Arguments passed to smooth_data. These arguments cannot overlap with any of those to be tuned.

x

A vector of predictor values to smooth along (e.g. time)

y

A vector of response values to be smoothed (e.g. density).

sm_method

Argument specifying which smoothing method should be used. Options include "moving-average", "moving-median", "loess", "gam", and "smooth.spline".

preProcess

A string vector that defines a pre-processing of the predictor data. The default is no pre-processing. See train for more details.

weights

A numeric vector of case weights. This argument currently does not affect any train_smooth_data models.

metric

A string that specifies what summary metric will be used to select the optimal model. By default, possible values are "RMSE" and "Rsquared" for regression. See train for more details.

maximize

A logical: should the metric be maximized or minimized?

trControl

A list of values that define how this function acts. See train and trainControl for more details.

tuneGrid

A data frame with possible tuning values, or a named list containing vectors with possible tuning values. If a data frame, the columns should be named the same as the tuning parameters. If a list, the elements of the list should be named the same as the tuning parameters. If a list, expand.grid will be used to make all possible combinations of tuning parameter values.

tuneLength

An integer denoting the amount of granularity in the tuning parameter grid. By default, this argument is the number of levels for each tuning parameter that should be generated. If trControl has the option search = "random", this is the maximum number of tuning parameter combinations that will be generated by the random search. (NOTE: If given, this argument must be named.)

return_trainobject

A logical indicating whether the entire result of train should be returned, or only the results element.

Value

If return_trainobject = FALSE (the default), a data frame with the values of all tuning parameter combinations and the training error rate for each combination (i.e. the results element of the output of train).

If return_trainobject = TRUE, the output of train

Details

See train for more information.

The default method is k-fold cross-validation (trControl = caret::trainControl(method = "cv")).

For less variable, but more computationally costly, cross-validation, users may choose to increase the number of folds.

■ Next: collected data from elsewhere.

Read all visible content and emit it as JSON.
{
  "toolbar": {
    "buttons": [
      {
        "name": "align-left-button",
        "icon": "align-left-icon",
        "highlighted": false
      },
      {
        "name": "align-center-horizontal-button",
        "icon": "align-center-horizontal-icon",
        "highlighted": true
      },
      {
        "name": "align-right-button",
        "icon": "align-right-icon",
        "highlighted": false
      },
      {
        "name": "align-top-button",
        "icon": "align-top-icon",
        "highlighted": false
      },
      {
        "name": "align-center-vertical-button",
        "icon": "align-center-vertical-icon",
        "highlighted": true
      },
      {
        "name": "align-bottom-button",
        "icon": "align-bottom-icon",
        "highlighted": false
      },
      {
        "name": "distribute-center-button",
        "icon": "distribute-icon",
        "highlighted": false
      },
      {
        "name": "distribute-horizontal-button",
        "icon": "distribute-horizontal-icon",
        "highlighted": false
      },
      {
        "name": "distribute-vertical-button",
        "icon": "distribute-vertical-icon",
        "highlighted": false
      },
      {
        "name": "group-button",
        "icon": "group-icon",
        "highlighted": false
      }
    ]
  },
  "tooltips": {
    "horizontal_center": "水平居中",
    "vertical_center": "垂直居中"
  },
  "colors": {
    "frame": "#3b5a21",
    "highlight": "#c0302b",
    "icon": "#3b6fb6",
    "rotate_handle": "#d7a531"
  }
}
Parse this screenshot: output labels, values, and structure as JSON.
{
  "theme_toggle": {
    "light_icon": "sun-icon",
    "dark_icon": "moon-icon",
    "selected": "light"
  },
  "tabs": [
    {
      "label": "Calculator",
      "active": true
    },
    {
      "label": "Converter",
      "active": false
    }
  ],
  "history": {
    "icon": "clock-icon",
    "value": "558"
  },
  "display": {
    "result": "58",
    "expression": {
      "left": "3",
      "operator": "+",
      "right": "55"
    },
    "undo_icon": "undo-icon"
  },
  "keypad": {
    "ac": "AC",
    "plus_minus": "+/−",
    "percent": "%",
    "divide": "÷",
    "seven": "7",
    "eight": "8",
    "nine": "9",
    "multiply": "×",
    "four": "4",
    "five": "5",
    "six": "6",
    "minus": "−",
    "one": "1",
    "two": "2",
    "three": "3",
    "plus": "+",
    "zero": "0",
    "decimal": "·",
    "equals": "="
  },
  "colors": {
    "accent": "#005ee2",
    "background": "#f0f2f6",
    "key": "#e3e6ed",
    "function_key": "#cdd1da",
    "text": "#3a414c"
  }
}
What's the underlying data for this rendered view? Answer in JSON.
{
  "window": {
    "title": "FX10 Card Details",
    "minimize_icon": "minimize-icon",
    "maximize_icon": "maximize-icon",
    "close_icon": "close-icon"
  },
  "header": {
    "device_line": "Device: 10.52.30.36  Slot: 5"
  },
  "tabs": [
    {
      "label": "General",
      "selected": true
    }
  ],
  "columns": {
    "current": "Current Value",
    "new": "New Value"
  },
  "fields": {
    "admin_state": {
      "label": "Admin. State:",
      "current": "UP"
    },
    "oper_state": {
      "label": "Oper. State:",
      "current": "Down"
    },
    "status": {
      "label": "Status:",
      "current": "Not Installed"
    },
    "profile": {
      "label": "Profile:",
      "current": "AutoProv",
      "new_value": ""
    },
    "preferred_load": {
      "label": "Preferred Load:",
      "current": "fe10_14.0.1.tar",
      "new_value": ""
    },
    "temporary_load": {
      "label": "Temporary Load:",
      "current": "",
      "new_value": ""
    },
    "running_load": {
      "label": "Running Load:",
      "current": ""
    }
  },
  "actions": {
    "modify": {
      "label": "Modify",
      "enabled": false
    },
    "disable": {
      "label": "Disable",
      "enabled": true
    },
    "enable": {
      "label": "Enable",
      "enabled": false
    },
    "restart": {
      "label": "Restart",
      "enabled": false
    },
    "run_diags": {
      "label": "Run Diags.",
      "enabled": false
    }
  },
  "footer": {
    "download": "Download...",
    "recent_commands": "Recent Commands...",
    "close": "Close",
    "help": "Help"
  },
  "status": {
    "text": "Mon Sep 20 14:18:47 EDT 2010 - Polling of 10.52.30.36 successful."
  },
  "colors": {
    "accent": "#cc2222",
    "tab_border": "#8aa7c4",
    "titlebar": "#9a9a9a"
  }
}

This can be done by altering the number argument in trainControl, or by setting method = "LOOCV" for leave one out cross-validation where the number of folds is equal to the number of data points.

For less variable, but more computationally costly, cross-validation, users may alternatively choose method = "repeatedcv" for repeated k-fold cross-validation.

For more control, advanced users may wish to call train directly, using makemethod_train_smooth_data to specify the method argument.